Phytophthora infestans effector SFI3 targets potato UBK to suppress early immune transcriptional responses.

The potato blight agent Phytophthora infestans secretes a range of RXLR effectors to promote disease. Recent evidence indicates that some effectors suppress early pattern-triggered immunity (PTI) following perception of microbe-associated molecular patterns (MAMPs). Phytophthora infestans effector PiSFI3/Pi06087/PexRD16 has been previously shown to suppress MAMP-triggered pFRK1-Luciferase reporter gene activity. How PiSFI3 suppresses immunity is unknown. We employed yeast-two-hybrid (Y2H) assays, co-immunoprecipitation, transcriptional silencing by RNA interference and virus-induced gene silencing (VIGS), and X-ray crystallography for structure-guided mutagenesis, to investigate the function of PiSFI3 in targeting a plant U-box-kinase protein (StUBK) to suppress immunity.
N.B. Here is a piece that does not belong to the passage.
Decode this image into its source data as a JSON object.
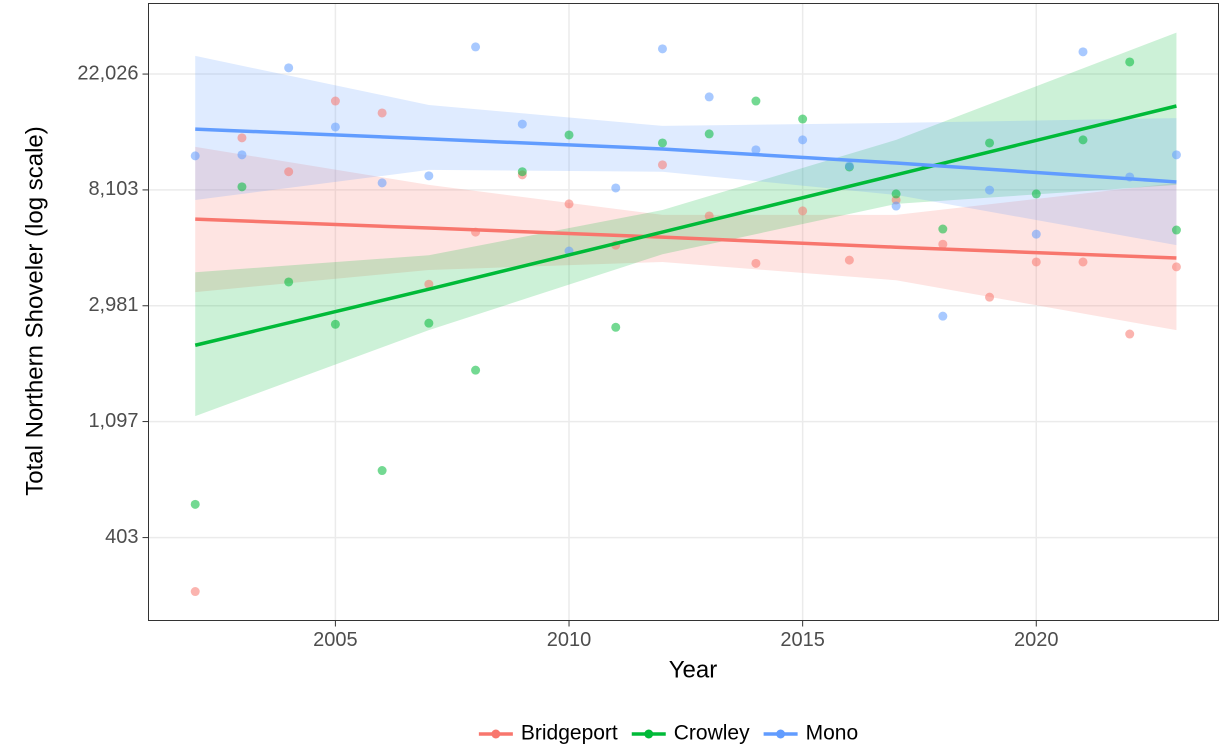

We discovered that PiSFI3 is active in the host nucleus and interacts in yeast and in planta with StUBK. UBK is a positive regulator of specific PTI pathways in both potato and Nicotiana benthamiana. Importantly, it contributes to early transcriptional responses that are suppressed by PiSFI3. PiSFI3 forms an unusual trans-homodimer. Mutation to disrupt dimerization prevents nucleolar localisation of PiSFI3 and attenuates both its interaction with StUBK and its ability to enhance P. infestans leaf colonisation. PiSFI3 is a 'WY-domain' RXLR effector that forms a novel trans-homodimer which is required for its ability to suppress PTI via interaction with the U-box-kinase protein StUBK.